Baum-Massaker im Münchner Westen? Warum jetzt Hunderte Eschen fallen

In dem historischen Park stehen unter anderem 160 Eschen auf der Abholzliste. Und auch im Hartmannshofer Park sollen ab dieser Woche Dutzende Bäume gefällt werden. Das sind die Gründe.
von  Nina Job
Der Nymphenburger Schlosspark (hier mit Pagodenburg) ist berühmt für seinen uralten Baumbestand.
Der Nymphenburger Schlosspark (hier mit Pagodenburg) ist berühmt für seinen uralten Baumbestand. © IMAGO/Sandra Alkado

Ab dieser Woche müssen Besucher, die durch den Nymphenburger Schlosspark wandeln oder im Landschaftsschutzgebiet Hartmannshofer Park spazieren gehen, stark sein. Dort werden in den kommenden Tagen und Wochen jahrzehntealte Bäume gefällt. Allein im Nymphenburger Schlosspark stehen 160 Eschen auf der Abholzliste. Im Hartmannshofer Park, der nördlich von Schloss Nymphenburg, Botanischem Garten und Kapuzinerhölzl liegt, sollen rund 40 Eschen plus weitere Bäume gefällt werden.

Auch anderswo – wie hier im Ruhrgebiet – werden erkrankte Eschen abgeholzt.
Auch anderswo – wie hier im Ruhrgebiet – werden erkrankte Eschen abgeholzt. © IMAGO/Morris Willner

Dass die große Baumfällaktion vorwiegend Eschen trifft, liegt an einem asiatischen Pilz mit dem harmlos klingenden Namen Falsches Weißes Stengelbecherchen (Hymenoscyphus fraxineus). 2002 wurde der Pilz erstmals in Deutschland nachgewiesen, seitdem hat er sich dramatisch verbreitet. Unzählige Eschen sind bereits gestorben.
Junge Bäume rafft er meist schnell dahin, bei den alten schleicht sich der Tod langsam an.

Eindämmen lässt sich das Eschentriebsterben bislang nicht. Laut dem Bundesverband Schutzgemeinschaft Deutscher Wald ist der Einsatz von Fungiziden und Pflanzenschutzmitteln nicht sinnvoll. Kurzfristige Lösungen gebe es bislang nicht – obwohl mehrere große Studien zu dem Thema laufen.

Auch in und um München und in den Parks hat der Pilz sich ausgebreitet. Das Eschentriebsterben "schädigt die Kronen stark und verursacht durch Folgeschädlinge, wie den Hallimasch-Pilz, erhebliche Wurzelschäden", erläutert die Schlösserverwaltung.

Untrügliches Zeichen, dass eine Esche von dem gefährlichen Pilz befallen ist: Die Krone wird kahl.
Untrügliches Zeichen, dass eine Esche von dem gefährlichen Pilz befallen ist: Die Krone wird kahl. © IMAGO/Hans-Jürgen Serwe

"Die Stand- und Bruchsicherheit dieser Bäume ist dadurch nicht mehr gewährleistet." Die große Baumfällaktion sei also auch zum Schutz der Parkbesucher notwendig. Sie diene "der Verkehrssicherheit" – und "langfristig dem Erhalt des Baumbestandes", so die Schlösserverwaltung.

Außer den kranken oder bereits abgestorbenen Eschen müssen auch einige Linden gefällt werden, teilte die Schlösserverwaltung weiter mit. Die Linden seien durch Mistelbefall (Viscum alba) geschwächt und somit insbesondere in Trockenperioden anfälliger.
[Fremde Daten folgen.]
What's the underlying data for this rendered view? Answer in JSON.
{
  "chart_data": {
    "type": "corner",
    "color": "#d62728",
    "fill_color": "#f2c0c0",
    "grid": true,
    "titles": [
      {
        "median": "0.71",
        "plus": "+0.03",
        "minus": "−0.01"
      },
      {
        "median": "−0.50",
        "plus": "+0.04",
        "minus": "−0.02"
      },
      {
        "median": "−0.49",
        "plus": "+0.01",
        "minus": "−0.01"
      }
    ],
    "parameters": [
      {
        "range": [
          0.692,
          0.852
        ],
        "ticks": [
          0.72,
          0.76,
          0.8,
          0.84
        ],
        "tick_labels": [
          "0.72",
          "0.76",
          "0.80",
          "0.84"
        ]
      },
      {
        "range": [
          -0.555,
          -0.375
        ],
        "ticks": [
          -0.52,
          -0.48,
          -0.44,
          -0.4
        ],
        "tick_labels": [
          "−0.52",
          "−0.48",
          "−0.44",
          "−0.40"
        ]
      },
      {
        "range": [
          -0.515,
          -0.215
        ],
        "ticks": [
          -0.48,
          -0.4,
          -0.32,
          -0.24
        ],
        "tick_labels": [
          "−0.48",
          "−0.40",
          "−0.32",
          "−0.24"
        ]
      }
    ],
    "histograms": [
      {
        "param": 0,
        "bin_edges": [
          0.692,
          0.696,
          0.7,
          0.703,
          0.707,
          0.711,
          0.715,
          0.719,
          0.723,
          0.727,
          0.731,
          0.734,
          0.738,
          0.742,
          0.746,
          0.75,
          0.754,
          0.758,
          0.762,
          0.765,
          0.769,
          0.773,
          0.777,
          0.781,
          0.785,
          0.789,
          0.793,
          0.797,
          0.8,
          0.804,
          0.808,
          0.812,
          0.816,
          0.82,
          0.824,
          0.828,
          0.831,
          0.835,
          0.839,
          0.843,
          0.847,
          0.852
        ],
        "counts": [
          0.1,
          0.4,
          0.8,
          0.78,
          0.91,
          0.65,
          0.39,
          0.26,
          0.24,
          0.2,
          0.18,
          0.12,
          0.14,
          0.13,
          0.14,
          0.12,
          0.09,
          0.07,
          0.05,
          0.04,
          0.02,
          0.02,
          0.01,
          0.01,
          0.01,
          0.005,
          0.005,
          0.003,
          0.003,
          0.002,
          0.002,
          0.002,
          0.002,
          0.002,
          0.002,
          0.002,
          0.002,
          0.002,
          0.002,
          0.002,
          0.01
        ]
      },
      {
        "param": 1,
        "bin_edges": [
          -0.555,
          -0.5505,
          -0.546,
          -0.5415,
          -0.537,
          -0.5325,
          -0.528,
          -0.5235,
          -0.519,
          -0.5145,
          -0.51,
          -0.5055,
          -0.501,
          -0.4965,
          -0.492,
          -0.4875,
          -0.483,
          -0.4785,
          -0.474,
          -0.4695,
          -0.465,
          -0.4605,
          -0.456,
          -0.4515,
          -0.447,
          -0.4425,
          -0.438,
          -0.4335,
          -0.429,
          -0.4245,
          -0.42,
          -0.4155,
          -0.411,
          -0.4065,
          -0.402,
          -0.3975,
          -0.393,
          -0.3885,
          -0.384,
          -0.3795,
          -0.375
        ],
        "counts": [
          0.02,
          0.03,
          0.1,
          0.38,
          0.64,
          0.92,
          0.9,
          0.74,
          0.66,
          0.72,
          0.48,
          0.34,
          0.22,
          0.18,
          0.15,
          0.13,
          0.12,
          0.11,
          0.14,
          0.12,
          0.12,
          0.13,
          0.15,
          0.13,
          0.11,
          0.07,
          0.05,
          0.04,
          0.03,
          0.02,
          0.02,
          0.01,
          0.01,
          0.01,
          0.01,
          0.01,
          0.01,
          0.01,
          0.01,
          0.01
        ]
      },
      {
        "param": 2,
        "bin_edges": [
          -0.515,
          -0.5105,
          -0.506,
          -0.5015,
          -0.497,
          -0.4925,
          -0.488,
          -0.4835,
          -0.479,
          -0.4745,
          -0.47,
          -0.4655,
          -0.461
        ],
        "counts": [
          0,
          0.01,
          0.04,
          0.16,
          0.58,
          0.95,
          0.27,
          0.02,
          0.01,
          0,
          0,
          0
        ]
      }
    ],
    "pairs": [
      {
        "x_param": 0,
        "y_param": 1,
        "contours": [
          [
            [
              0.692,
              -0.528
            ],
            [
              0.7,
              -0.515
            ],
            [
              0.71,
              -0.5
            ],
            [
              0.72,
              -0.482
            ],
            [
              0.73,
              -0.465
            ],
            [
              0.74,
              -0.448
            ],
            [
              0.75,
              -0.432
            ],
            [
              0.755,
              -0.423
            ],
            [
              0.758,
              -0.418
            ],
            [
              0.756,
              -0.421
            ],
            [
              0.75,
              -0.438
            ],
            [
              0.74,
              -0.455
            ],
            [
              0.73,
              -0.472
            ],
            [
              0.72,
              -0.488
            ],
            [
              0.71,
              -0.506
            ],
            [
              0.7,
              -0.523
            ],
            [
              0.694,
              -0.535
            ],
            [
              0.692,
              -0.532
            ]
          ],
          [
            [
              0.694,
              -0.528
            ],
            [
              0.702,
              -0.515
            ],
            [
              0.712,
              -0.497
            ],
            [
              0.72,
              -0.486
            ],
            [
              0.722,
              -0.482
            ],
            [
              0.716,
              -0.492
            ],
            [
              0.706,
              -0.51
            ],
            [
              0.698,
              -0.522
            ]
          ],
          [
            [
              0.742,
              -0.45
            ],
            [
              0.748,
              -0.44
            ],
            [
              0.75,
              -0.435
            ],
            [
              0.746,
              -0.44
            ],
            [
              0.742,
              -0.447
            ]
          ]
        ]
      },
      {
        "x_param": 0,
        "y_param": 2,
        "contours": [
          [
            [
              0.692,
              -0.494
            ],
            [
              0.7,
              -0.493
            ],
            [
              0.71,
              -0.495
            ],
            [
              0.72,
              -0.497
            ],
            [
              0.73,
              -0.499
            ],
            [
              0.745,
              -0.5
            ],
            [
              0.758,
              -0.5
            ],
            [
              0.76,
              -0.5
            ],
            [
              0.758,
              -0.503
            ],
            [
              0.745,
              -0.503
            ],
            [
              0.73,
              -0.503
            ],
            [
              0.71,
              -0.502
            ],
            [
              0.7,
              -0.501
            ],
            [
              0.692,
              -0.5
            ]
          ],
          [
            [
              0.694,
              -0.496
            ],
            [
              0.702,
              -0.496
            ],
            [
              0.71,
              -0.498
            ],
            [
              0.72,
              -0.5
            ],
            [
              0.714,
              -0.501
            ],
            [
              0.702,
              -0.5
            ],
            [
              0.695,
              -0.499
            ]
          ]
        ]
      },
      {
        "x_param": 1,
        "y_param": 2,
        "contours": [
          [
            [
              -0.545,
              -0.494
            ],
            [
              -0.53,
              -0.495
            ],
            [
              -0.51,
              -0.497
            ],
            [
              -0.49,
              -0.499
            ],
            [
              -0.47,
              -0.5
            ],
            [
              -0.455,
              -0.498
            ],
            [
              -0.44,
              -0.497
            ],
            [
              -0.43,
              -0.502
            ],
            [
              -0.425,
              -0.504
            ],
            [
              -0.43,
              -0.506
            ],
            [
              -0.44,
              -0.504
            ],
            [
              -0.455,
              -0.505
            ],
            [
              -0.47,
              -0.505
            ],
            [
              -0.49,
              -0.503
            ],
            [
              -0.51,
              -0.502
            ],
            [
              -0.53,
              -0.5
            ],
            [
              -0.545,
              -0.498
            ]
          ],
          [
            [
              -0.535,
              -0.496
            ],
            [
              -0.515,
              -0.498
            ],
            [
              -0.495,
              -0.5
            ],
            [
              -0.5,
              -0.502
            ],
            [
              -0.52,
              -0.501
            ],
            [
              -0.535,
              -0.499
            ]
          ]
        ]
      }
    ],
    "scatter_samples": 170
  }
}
Aber auch einige jüngere Bäume müssen weichen, da sie "wertvolle oder denkmalpflegerisch bedeutende Gehölze beeinträchtigen". Zudem soll die historische Zusammensetzung der Baumarten im Gartendenkmal erhalten bleiben.

Prächtige Alleebäume und teils uralte Solitäre zeichnen den Park am Schloss Nymphenburg aus.
Prächtige Alleebäume und teils uralte Solitäre zeichnen den Park am Schloss Nymphenburg aus. © imago/Hanna Wagner

Die Baumfällarbeiten im Nymphenburger Schlosspark und im Hartmannshofer Park beginnen an diesem Montag, 12. Januar – außerhalb der Vogelbrutzeit. Die Schlösserverwaltung bittet nun die Parkbesucher um Verständnis für vorübergehende Einschränkungen und Absperrungen während der Arbeiten.

Im Frühjahr sollen Bäume nachgepflanzt werden: verschiedene Eschenarten, die ursprünglich aus Nordamerika stammen – und die wohl weniger anfällig sind für den Pilz.